On est monté chacun devant un soldat, et ils nous ont emmenés au château. Un des rares encore debout. Il était bien gardé, il faut dire. Sans QG, les ennemis gagnaient de suite. Ce château, c’était l’un des cinq QG. Ma vie là-bas se résume encore de façon très simple, tous les jours se ressemblaient : on se levait, on se lavait, on mangeait, on apprenait poisons, pièges et cartes, on mangeait, on assouplissait nos corps, on travaillait nos réflexes, notre rapidité, on nous enseignait les armes. Puis on mangeait, on dormait, et le lendemain, on recommençait. A cet âge là, on avale tout ce qu’on nous donne, et nous progressions à une vitesse que vous, vous trouveriez sans doute effrayante pour des gamins de notre âge. Les maîtres trouvaient cela satisfaisant. Alors, ils montaient un peu la barre et nous en demandaient un peu plus.

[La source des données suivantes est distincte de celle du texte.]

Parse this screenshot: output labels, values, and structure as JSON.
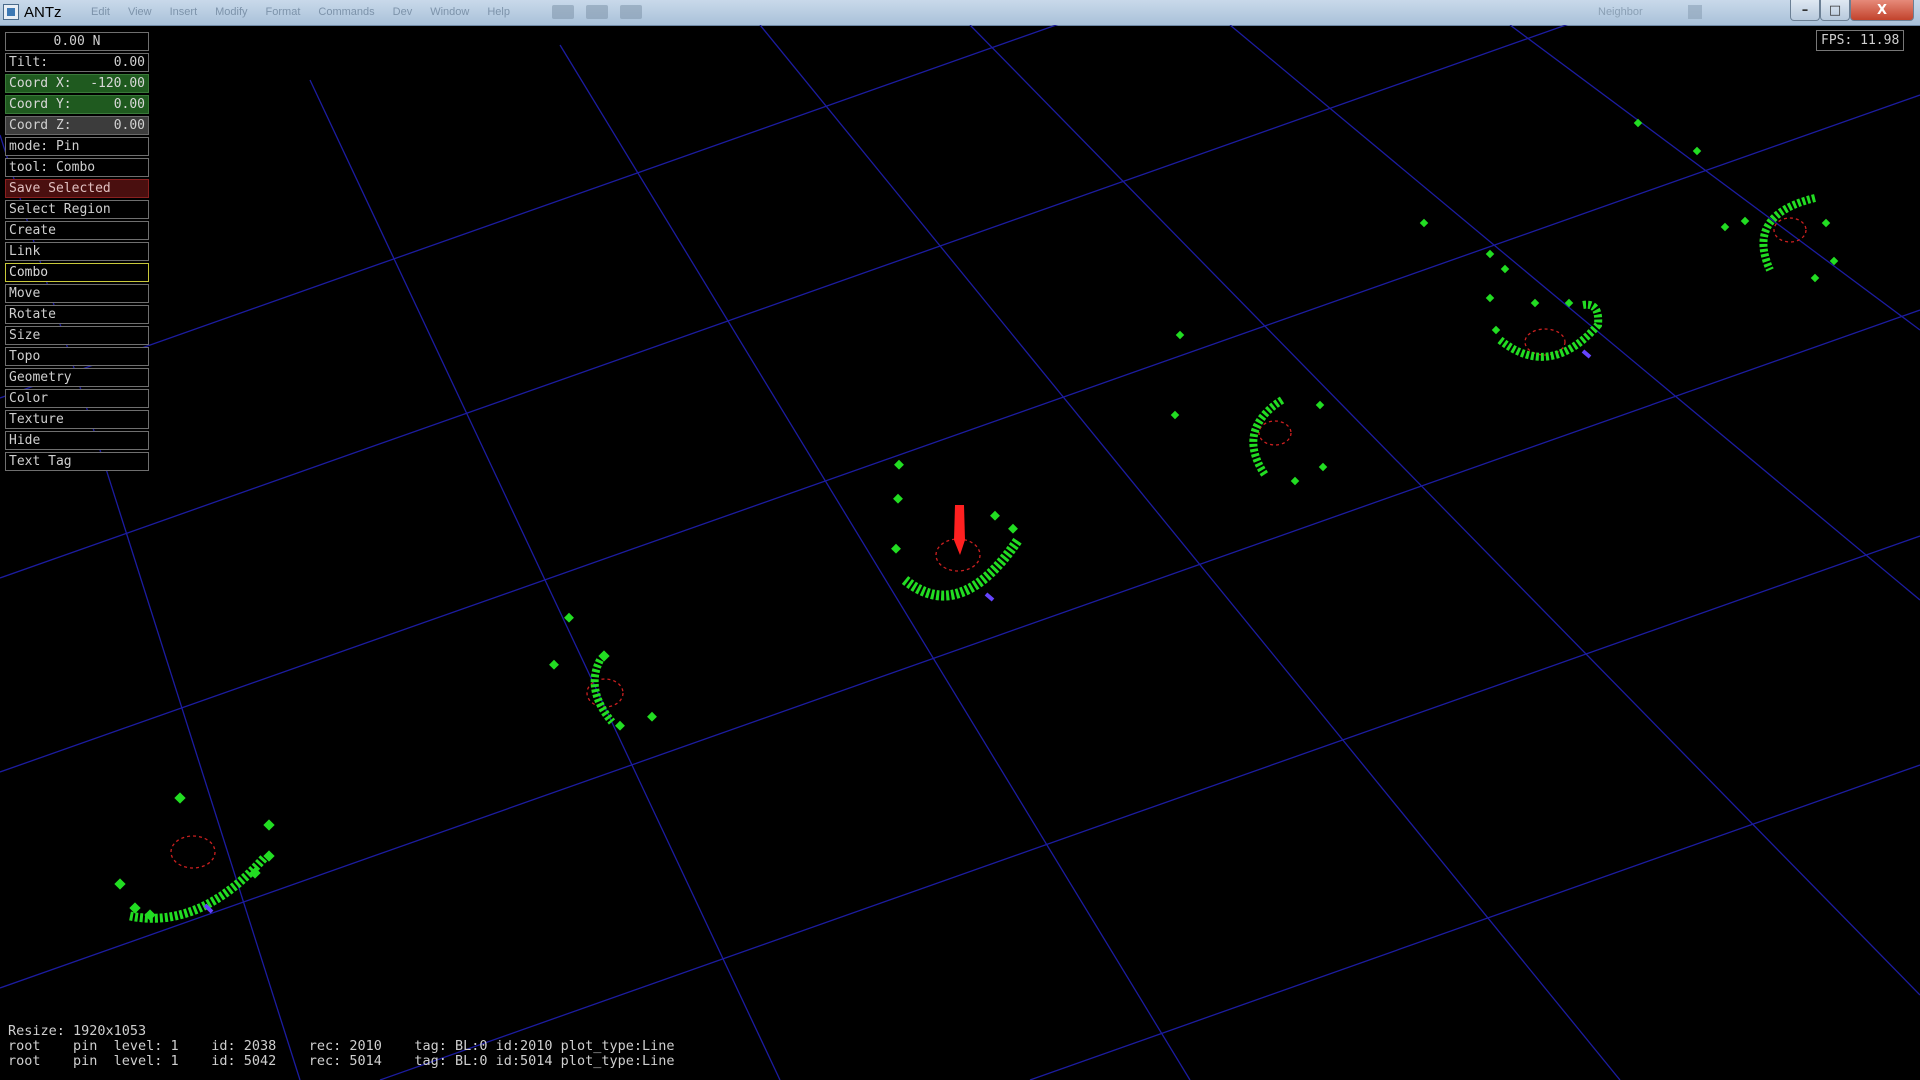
{
  "window": {
    "title": "ANTz",
    "menu": [
      "Edit",
      "View",
      "Insert",
      "Modify",
      "Format",
      "Commands",
      "Dev",
      "Window",
      "Help"
    ],
    "toolbar_icons": [
      "camera-icon",
      "gear-icon",
      "user-icon"
    ],
    "right_text": "Neighbor",
    "controls": {
      "minimize": "–",
      "maximize": "□",
      "close": "X"
    }
  },
  "panel": {
    "heading": "0.00 N",
    "tilt": {
      "label": "Tilt:",
      "value": "0.00"
    },
    "coord_x": {
      "label": "Coord X:",
      "value": "-120.00"
    },
    "coord_y": {
      "label": "Coord Y:",
      "value": "0.00"
    },
    "coord_z": {
      "label": "Coord Z:",
      "value": "0.00"
    },
    "mode": "mode: Pin",
    "tool": "tool: Combo",
    "buttons": [
      "Save Selected",
      "Select Region",
      "Create",
      "Link",
      "Combo",
      "Move",
      "Rotate",
      "Size",
      "Topo",
      "Geometry",
      "Color",
      "Texture",
      "Hide",
      "Text Tag"
    ],
    "selected_button": "Combo"
  },
  "fps": "FPS: 11.98",
  "status": {
    "line1": "Resize: 1920x1053",
    "line2": "root    pin  level: 1    id: 2038    rec: 2010    tag: BL:0 id:2010 plot_type:Line",
    "line3": "root    pin  level: 1    id: 5042    rec: 5014    tag: BL:0 id:5014 plot_type:Line"
  },
  "colors": {
    "grid": "#1c1ca0",
    "glyph": "#22dd22",
    "selected": "#ff2020",
    "ring": "#cc2020"
  }
}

C’est ancré. Tout ce que j’ai pu apprendre à cette époque, c’est ancré en moi. C’est comme respirer, marcher ou voir. C’est une partie intégrante de mon être, c’est un sens de plus, une conscience de plus, un fait naturel et irréfléchi. Oublier cet enseignement, c’est comme oublier comment avaler de l’air, c’est impossible. Impossible. Impossible parce que c’est ainsi qu’on a voulu que je sois, c’est ainsi que l’on a modelé l’arme Lilie, c’est ainsi qu’on a assemblé chacune des pièces qui me composent. C’est ainsi que j’ai fini par être. Ne me blâme pas. Tu n’en as pas le droit. Moi, je ne te blâme pas parce que tu respires. Alors ne me blâme pas parce que je tue.

*


- C’est toi qui… ?

Une voix étranglée. Ca lui fait mal de poser cette question. C’est bizarre. C’est con. Oui, décidemment, il est con. Elle lui rend son regard. Sans y faire écho. Lui, il est perdu. Perdu, à l’orée de la folie. Noyé dans sa douleur et son incompréhension. Elle, elle est là. Et c’est tout. Ses yeux sont vides de toute émotion. On y lit peut-être un peu de surprise ; qu’est-ce qu’il a, ce type ? C’est juste une morte.